A recent birthday was all the excuse we needed to pay a return visit to one of our favourite Italian eateries, Buca Osteria/ Enoteca in King West. On previous occasions we'd found it impossible to pass over the pizza, and had always sworn that next time we'd try the pasta, for which they're quite renowned. As luck would have it, we'd indulged in our own home made pizza the evening before, so on this night we were both game for some noodles.
Of course, one can't visit Buca without first rewarding Chef Rob Gentile for all his hard work in the house salumeria, so we kicked things off with a couple of glasses of lovely prosecco and a 5 Salumi Platter. The platter, as always, presents an array of cured meats ranging in texture, fattiness, spiciness, and of course, flavour. And we dare any of you to remember the names of the salumi a day after your visit (no stealing of menus allowed!) Here's our best effort:
- salsiccine- dark, hard, spicy, delicious bits
- sopresetta- you know this one- elongated cross section, firm and pliant, picant, and delicious
- something round, smaller, softer in texture, moist yet seemingly less fatty,...and delicious
- something prosciutto-like, a bit pale in colour, melts in your mouth, delicious
- something else prosciutto-like, darker in colour, doubly delicious
The platter also serves up 3 condiments to compliment the cured meats, in our case a very red pickled radish dice, tiny slices of pickled asparagus, and some paper thin rounds of pickled scape.
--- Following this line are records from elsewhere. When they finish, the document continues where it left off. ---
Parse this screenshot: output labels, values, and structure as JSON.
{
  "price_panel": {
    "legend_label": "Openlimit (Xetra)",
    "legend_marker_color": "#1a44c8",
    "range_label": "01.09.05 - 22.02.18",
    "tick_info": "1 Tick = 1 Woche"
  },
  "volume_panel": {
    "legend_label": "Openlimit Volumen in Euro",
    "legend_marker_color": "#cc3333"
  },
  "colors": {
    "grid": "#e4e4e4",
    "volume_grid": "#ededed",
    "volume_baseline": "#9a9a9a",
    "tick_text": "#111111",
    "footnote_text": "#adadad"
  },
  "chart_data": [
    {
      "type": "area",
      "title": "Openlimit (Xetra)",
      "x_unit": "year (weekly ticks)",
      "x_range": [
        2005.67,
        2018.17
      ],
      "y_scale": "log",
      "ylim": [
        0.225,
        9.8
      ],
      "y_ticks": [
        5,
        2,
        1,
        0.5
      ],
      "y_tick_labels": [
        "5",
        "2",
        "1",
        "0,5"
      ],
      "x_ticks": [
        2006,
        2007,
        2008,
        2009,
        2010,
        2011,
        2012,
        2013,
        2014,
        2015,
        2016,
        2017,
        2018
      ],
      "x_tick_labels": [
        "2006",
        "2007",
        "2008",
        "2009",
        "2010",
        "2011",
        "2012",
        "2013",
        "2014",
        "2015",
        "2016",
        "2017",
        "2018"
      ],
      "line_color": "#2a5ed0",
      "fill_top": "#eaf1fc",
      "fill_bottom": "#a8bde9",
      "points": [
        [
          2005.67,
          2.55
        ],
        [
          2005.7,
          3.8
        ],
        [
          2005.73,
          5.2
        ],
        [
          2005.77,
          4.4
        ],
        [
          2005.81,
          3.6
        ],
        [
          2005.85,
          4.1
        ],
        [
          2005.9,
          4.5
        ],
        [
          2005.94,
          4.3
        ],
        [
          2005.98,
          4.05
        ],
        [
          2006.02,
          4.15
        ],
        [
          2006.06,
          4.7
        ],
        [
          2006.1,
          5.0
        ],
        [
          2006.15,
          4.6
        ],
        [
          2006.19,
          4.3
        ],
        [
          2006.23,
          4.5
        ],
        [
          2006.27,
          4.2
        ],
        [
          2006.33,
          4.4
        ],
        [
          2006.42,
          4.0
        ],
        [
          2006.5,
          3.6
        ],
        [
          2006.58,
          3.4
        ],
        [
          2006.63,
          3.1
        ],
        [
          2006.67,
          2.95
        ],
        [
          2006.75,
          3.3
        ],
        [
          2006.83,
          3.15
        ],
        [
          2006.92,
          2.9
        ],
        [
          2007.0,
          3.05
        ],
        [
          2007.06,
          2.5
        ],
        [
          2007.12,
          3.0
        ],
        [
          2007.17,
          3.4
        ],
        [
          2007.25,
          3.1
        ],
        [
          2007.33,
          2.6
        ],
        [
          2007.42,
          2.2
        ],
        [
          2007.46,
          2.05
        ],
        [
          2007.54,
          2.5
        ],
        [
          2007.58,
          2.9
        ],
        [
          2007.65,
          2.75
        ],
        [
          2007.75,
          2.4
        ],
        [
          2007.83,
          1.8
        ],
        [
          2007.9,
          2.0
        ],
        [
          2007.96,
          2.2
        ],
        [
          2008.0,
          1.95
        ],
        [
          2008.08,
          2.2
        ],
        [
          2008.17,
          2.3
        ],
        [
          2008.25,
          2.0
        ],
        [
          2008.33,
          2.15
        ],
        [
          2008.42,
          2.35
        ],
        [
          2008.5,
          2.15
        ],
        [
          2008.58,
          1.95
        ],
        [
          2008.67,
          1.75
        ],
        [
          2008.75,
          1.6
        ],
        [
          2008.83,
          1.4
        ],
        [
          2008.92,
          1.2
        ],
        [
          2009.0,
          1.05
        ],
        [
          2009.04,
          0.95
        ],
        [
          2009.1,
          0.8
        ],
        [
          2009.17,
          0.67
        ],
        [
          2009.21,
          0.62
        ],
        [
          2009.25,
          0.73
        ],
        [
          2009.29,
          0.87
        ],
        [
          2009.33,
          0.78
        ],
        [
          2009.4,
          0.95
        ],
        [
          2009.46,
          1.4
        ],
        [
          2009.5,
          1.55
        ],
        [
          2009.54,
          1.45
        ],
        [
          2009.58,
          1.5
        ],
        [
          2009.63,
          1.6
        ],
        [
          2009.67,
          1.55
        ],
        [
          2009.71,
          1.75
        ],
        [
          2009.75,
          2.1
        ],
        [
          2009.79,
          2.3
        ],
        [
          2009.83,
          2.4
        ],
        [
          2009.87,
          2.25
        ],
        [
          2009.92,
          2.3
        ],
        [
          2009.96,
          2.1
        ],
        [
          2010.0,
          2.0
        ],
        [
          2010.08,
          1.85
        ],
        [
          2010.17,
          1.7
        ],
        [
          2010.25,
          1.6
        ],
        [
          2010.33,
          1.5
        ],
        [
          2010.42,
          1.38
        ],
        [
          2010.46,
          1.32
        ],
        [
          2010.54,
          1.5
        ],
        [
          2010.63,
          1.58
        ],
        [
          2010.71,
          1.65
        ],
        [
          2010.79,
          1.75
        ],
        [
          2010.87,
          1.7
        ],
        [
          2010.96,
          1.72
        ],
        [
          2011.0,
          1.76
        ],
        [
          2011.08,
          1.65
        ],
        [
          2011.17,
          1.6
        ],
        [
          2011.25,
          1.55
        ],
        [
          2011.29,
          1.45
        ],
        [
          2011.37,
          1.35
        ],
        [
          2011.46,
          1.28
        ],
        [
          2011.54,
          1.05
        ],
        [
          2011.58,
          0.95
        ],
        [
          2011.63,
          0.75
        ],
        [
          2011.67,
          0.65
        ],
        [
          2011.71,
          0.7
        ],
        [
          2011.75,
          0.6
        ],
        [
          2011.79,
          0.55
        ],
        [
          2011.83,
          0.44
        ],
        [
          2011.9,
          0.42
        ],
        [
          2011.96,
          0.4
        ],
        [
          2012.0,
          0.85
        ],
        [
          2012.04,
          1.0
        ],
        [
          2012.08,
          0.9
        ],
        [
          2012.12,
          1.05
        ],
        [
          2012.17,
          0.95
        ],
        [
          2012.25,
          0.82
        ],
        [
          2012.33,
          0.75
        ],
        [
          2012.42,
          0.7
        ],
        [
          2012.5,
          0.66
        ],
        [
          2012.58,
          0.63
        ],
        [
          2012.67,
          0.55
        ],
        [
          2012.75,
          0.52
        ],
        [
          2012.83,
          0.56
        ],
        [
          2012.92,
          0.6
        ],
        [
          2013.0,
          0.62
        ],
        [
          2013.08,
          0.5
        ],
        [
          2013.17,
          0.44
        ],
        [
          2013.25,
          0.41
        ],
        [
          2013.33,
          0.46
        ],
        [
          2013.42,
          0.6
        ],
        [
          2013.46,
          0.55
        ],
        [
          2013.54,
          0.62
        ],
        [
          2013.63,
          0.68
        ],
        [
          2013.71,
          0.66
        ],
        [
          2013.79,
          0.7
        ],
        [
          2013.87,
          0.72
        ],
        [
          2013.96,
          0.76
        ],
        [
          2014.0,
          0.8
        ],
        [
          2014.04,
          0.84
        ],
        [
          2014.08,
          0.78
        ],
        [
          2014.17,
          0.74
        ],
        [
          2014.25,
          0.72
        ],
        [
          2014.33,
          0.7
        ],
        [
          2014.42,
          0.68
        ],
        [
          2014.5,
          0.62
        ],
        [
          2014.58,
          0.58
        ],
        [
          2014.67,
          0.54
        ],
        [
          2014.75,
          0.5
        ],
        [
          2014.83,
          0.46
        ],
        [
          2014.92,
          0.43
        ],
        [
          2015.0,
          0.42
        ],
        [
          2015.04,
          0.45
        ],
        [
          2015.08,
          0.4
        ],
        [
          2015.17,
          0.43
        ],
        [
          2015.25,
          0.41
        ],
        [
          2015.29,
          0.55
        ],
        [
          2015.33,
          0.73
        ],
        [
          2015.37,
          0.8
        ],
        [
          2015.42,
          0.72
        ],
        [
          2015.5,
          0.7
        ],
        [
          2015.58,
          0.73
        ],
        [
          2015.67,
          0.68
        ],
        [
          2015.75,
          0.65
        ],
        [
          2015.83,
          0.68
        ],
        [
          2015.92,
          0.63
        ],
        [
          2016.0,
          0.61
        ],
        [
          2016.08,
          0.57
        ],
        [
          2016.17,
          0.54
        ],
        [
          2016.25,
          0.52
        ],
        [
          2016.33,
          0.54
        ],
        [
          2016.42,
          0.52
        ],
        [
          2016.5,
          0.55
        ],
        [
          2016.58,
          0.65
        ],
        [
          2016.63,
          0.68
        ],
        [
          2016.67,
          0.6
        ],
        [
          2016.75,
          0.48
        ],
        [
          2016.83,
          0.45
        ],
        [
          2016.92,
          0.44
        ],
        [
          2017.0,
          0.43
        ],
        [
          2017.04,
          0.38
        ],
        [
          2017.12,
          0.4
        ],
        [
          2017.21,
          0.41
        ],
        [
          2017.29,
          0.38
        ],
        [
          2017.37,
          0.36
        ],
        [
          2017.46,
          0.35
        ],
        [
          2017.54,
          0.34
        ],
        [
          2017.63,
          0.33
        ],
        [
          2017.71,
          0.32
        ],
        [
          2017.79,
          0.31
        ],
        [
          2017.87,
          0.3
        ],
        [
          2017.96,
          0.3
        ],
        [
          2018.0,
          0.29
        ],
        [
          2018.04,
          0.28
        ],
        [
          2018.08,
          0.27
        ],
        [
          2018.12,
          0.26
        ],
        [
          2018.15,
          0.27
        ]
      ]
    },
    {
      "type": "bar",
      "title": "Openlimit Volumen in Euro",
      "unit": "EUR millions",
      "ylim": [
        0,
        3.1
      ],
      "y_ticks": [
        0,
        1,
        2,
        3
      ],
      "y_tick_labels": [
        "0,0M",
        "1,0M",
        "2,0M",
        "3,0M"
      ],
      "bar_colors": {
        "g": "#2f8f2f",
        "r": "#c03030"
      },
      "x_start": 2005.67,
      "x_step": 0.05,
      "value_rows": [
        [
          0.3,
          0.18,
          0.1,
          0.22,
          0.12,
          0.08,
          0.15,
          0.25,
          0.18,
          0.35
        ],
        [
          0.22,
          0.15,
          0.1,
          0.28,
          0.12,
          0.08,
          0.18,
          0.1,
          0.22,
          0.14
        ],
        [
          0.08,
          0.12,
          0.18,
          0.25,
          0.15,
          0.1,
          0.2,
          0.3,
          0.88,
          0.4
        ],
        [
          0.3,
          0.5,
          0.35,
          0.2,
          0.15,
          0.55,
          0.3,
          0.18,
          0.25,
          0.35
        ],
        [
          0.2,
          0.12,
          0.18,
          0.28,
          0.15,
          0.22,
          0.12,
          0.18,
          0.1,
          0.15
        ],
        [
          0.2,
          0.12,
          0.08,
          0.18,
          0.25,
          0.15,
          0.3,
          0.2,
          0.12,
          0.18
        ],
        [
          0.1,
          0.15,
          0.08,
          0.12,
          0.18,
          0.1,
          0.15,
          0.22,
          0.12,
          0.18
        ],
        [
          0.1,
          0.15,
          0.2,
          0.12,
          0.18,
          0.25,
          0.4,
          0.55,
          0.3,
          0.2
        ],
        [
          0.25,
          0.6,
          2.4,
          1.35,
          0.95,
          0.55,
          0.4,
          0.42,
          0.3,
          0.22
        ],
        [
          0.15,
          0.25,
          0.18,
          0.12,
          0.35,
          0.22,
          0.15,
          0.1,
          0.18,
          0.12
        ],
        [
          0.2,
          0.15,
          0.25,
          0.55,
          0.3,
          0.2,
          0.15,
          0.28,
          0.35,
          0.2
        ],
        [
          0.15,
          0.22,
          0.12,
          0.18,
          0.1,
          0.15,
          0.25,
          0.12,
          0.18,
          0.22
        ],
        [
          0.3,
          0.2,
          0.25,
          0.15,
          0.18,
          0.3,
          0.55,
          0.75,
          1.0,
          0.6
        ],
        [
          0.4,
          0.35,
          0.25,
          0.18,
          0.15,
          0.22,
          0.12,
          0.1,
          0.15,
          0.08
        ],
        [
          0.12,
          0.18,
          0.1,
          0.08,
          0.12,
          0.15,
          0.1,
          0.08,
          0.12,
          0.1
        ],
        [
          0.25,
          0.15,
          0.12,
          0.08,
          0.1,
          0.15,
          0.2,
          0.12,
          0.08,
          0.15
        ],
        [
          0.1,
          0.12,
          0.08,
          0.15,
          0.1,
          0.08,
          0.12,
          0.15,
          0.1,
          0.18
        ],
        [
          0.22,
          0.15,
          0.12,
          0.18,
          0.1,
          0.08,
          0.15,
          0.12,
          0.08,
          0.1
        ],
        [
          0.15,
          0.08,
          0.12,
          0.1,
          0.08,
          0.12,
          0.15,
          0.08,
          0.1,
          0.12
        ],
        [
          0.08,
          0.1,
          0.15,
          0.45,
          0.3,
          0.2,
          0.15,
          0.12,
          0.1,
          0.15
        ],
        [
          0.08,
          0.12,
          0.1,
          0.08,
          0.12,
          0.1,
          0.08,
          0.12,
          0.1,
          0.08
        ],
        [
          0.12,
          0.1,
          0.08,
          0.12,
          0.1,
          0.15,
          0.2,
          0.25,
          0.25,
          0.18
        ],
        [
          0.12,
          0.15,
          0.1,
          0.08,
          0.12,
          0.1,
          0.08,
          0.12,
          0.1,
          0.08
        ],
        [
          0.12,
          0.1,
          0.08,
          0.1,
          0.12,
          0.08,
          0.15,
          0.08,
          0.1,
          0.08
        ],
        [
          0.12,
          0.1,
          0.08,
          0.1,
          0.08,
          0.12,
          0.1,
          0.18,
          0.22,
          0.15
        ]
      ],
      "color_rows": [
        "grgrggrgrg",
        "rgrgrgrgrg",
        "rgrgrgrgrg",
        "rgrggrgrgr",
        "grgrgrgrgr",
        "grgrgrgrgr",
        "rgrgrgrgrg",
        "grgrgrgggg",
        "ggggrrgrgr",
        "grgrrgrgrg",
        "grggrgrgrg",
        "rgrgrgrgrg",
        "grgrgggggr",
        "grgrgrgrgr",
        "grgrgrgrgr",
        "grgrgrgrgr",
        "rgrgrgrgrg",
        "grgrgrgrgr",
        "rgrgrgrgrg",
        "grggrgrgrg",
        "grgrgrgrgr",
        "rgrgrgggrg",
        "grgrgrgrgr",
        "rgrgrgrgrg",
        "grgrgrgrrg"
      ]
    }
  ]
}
Each is served in a wee bowl, each has its own distinct ratio of brine to sugar, and each in its own way magnifies the deliciousness of the already delicious salumi! Did we mention that everything was delicious?!
Photo of 3 salumi platter courtesy Sifu Renka on Flickr
A wine we'd enjoyed on a couple of previous visits is no longer on the list, so our server helped us find a suitable alternative that would pair nicely with our dinner choices. His suggestion was Mutro' from producer Val di Neto in Italy's southern Calabria region. It proved to be delightful.
On to the pasta! Jay chose the daily Orecchiette: on this night a bowl of house made pasta "ears" served with cherry tomatoes, crispy fried zucchini blossoms, a huge portion of chunked Nova Scotia lobster, and finished with Ottawa Valley butter and summer herbs. Light yet sumptuous, this dish was superb!
Orecchiette (with different ingredients): photo courtesy Sifu Renka on FlickrBee opted for the Bigoli, which it turns out is Buca's signature pasta dish. It features house made pasta (made using duck eggs!), duck ragu, mascarpone cheese, venetian spices (cinnamon, clove, and nutmeg?) topped with a fresh basil leaf. The texture of the pasta was incredible and the mascarpone, while somewhat rich, was not overly so, and it allowed the ragu to adhere to the noodles. The spicing added an exotic touch, but never overpowered the dish's finely tuned balance.
Bigoli photo courtesy Sifu Renka on Flickr
Buca was, of course, very busy on the Saturday night of our visit. We had a late-ish reservation at 9:30, so we watched the place transition from its earlier comfortable dinner crowd of married downtown couples into a later night assemblage of King West scene-sters, many appearing to have driven in to the city for the evening. A curious highlight was a foursome of visiting Italian gentlemen who sat down beside us late into our meal. They spoke to each other and to their servers only in their native tongue (all the staff at Buca seem to be fluently bilingual in Italian and English), ate and drank with gusto, and generally had us feeling by the time we left that perhaps we'd been magically transported overseas for a brief while.
Speaking of servers, our one and only quibble comes on this front: Patrons are attended to by a plethora of staff, and it can lead to some confusion on both sides. Our first waiter offered drinks. We discussed options with him, then he left to look after an adjacent group. A second waiter approached to discuss the dinner menu, and asked in passing if we had been offered drinks. We had to admit that we weren't sure whether an order had actually been taken, and upon checking he informed us that nothing at the bar was destined for us. Throughout dinner service various combinations of runners and waiters brought dishes, cleared dishes, and attended to wine and water. In short, Buca's service aspect is lacking in personal attention. Sure, you're well looked after, but there's no sense of commitment. Maybe it's an old-fashioned concept, but when you're dropping a few bucks it's nice to feel at least a little bit doted-upon.